I am pretty sure that all of things are magic bullets that melt the fat right away. So of course, I took the opportunity to purchase myself some diet socks:
Diet socks look like ordinary black knee socks. But according to the packaging , wearing them would cause my metabolism to go sky high and I would burn millions of calories just by doing my ordinary walking around.
So I made sure to wear these socks for important meals so that the meal would have no effect on me.
I definitely had to where my socks for dinner on this night. We met our friends Tak and Lori for dinner in Hiroo. They took us to their favorite okonomiyaki restaurant, where they regularly close out the place.
At the okonomiyaki restaurant, each table comes equipped with its own griddle on which you cook your food. We started with a stir fry made with several ingredients of our choice. We got, as far as I can remember, mushrooms, asparagus, scallops, and bacon. That's butter going on the griddle, and then the ingredients were stir fried together and we ate it with a side of kimchee.
Then we moved on the main course - okonomiyaki. Okonomiyaki is a kind of cabbage pancake to which you add various ingredients. It could be vegetables, or cheese, or meat or seafood or any combination of the above.
We ordered cheese & vegetable, and then a seafood one. Above is our cheese okonomiyaki frying. As you can see it's a big thick slab of batter.
And this is the finished product. You can see the cheese oozing out the side. On top is the sauce, which is kind of like a Worcestershire sauce, and on top of that are bonito flakes. What the camera cannot convey is the way the bonito flakes squiggle and squirm like living creatures. The only way to calm them is to artfully criss-cross the top with mayonnaise from a special five-nozzle squirt bottle.
We downed our okonomiyaki, and once again closed out the restaurant with several rounds of shochu grapefruit cocktails.
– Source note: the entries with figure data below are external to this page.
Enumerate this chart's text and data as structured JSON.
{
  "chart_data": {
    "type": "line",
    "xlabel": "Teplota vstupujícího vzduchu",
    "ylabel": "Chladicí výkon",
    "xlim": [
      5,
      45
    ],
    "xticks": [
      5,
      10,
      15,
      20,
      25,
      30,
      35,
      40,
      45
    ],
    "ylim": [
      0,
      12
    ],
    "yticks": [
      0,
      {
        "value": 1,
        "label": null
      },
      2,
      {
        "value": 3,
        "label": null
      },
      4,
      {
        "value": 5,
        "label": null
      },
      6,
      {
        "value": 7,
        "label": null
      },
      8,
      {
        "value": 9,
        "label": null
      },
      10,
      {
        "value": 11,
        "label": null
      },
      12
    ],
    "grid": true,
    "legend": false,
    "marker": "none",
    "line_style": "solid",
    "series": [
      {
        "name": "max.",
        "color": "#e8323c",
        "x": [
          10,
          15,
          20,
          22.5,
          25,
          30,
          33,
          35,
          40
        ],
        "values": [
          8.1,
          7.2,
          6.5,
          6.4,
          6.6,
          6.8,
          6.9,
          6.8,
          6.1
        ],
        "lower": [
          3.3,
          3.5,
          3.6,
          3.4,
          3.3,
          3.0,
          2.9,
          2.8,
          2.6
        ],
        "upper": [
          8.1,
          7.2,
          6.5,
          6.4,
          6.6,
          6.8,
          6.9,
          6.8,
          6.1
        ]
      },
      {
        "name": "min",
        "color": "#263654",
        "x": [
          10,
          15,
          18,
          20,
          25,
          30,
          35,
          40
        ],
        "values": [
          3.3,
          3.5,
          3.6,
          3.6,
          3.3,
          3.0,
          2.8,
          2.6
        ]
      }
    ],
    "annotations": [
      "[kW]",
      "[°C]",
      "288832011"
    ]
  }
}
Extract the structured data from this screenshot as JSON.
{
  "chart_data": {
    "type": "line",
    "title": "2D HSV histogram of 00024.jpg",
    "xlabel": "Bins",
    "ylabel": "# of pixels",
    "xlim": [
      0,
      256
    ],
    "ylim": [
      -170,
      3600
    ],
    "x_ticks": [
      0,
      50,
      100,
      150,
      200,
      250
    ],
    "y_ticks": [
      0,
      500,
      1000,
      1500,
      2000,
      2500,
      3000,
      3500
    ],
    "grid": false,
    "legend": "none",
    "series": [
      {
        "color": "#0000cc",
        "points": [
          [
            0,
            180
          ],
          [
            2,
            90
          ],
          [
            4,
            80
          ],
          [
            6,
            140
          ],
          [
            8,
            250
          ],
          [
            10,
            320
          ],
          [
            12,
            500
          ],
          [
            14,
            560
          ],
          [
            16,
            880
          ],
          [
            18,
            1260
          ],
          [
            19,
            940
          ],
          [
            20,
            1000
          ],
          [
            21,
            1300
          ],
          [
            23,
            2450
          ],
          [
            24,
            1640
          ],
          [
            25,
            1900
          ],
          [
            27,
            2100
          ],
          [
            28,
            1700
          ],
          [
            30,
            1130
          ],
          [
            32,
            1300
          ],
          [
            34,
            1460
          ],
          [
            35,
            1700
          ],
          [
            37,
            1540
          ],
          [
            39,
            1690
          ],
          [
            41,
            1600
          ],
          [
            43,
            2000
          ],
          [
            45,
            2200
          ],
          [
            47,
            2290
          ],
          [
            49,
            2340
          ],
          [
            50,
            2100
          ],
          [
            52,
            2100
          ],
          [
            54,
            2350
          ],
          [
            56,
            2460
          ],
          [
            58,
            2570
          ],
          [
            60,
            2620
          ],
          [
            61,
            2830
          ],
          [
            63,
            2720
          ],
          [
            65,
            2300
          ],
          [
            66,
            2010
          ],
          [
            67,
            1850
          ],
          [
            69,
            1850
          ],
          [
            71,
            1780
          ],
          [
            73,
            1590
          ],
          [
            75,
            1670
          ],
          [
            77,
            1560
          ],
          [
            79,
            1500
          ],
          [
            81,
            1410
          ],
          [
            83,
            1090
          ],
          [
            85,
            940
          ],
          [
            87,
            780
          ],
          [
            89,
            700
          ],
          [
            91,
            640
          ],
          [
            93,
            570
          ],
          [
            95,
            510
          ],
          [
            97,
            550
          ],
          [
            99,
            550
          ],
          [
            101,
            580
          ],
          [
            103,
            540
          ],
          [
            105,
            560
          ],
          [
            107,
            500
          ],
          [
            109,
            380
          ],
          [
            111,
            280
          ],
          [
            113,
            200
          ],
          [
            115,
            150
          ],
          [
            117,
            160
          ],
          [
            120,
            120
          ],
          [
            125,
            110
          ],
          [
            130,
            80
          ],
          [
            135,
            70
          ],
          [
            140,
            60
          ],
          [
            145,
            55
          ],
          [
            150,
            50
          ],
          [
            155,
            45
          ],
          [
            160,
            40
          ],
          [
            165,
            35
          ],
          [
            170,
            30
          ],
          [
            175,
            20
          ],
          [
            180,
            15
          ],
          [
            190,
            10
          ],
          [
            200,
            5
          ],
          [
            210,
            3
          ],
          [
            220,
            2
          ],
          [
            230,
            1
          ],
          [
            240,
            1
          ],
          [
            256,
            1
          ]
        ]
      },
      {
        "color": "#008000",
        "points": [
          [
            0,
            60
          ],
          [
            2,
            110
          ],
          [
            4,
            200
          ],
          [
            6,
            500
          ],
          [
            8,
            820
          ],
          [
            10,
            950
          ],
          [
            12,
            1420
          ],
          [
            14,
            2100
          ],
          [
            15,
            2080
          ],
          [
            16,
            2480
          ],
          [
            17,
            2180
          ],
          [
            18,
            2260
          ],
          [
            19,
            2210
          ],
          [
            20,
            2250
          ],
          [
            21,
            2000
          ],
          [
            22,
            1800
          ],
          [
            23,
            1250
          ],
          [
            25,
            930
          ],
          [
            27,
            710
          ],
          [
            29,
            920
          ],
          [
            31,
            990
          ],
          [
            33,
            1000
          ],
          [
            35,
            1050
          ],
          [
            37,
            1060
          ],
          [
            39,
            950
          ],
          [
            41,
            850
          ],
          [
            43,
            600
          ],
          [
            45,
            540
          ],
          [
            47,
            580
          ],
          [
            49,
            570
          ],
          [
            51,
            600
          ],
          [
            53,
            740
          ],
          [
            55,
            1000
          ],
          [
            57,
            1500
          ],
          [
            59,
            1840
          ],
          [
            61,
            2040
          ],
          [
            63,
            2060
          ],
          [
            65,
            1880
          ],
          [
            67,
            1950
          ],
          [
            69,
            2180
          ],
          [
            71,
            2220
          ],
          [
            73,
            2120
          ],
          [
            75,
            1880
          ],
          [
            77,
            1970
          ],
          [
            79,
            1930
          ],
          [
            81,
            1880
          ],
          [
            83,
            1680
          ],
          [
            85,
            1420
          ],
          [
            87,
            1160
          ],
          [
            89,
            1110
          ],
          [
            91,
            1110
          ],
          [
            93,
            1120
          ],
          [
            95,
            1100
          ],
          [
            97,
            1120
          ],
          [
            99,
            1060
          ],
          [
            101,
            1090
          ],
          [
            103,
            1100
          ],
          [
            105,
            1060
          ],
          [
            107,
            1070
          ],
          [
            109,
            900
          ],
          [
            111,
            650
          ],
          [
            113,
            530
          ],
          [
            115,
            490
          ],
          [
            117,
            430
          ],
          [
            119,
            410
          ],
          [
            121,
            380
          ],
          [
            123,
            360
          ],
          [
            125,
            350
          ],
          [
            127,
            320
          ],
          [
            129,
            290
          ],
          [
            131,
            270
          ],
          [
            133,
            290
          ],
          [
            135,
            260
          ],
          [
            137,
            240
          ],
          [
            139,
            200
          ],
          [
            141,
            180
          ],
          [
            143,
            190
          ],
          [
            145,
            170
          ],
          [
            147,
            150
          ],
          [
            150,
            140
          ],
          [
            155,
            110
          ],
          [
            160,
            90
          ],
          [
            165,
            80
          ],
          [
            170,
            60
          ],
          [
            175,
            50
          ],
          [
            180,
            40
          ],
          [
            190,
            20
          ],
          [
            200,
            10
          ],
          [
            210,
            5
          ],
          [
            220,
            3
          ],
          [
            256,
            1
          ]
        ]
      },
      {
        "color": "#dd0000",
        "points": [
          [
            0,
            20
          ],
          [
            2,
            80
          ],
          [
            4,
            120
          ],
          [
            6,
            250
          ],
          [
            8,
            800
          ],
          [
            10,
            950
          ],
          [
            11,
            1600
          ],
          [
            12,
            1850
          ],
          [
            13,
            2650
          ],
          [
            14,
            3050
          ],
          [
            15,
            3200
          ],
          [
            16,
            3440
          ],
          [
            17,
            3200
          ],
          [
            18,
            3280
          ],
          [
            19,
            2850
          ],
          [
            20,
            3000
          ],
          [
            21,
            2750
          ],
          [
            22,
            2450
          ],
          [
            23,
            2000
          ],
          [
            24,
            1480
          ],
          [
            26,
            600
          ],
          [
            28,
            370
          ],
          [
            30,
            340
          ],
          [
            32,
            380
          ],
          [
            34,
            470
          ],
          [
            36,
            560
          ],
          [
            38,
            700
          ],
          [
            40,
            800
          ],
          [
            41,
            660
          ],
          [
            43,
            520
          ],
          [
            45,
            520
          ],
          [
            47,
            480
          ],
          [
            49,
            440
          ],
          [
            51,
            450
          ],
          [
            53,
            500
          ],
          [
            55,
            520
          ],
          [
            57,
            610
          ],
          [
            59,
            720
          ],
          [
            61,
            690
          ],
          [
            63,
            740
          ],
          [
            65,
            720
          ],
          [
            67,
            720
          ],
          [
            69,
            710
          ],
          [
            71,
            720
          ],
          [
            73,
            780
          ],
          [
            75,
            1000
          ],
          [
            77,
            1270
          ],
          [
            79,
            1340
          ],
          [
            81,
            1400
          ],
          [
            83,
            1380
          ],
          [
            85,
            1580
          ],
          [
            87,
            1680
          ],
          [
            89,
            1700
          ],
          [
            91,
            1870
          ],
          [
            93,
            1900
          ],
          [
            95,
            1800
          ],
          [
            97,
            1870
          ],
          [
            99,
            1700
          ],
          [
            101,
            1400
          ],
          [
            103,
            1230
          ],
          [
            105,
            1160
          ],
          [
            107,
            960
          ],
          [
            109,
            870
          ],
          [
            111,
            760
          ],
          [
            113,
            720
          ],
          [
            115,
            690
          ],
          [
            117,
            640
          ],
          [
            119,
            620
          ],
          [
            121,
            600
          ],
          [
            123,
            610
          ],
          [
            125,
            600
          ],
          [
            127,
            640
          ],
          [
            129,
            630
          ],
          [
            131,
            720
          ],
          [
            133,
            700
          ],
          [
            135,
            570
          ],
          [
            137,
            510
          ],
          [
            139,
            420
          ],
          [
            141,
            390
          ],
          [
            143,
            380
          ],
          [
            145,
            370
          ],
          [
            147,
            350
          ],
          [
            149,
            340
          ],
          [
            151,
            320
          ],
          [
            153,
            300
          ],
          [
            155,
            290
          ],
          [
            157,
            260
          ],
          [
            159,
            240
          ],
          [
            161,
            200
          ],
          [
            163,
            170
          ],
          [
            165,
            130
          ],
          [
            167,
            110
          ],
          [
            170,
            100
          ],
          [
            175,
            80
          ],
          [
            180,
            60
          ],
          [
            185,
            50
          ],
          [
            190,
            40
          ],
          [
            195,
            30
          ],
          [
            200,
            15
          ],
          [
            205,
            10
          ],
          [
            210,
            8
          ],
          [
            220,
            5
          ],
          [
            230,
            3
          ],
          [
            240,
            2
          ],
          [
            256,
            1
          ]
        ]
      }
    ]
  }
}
Those several rounds did not stop us from popping into "4," our local bar for one last bedtime round.
And ... oh no! The next day was our last full day in Japan, and will be my last Japan post. Then I will go back to dull drab ordinary every day non-traveling food.
Of course, the next post I have planned post-travel entries is a review of ... a Japanese restaurant. I'm still adjusting.
Comments
My fiancee really wants to go to Japan and I've always been a little reluctant...but now I have to go.
I was a little afraid because of the language, but we were able to get along fine, even if we had to go through some comedies of errors involving mad gesturing routines.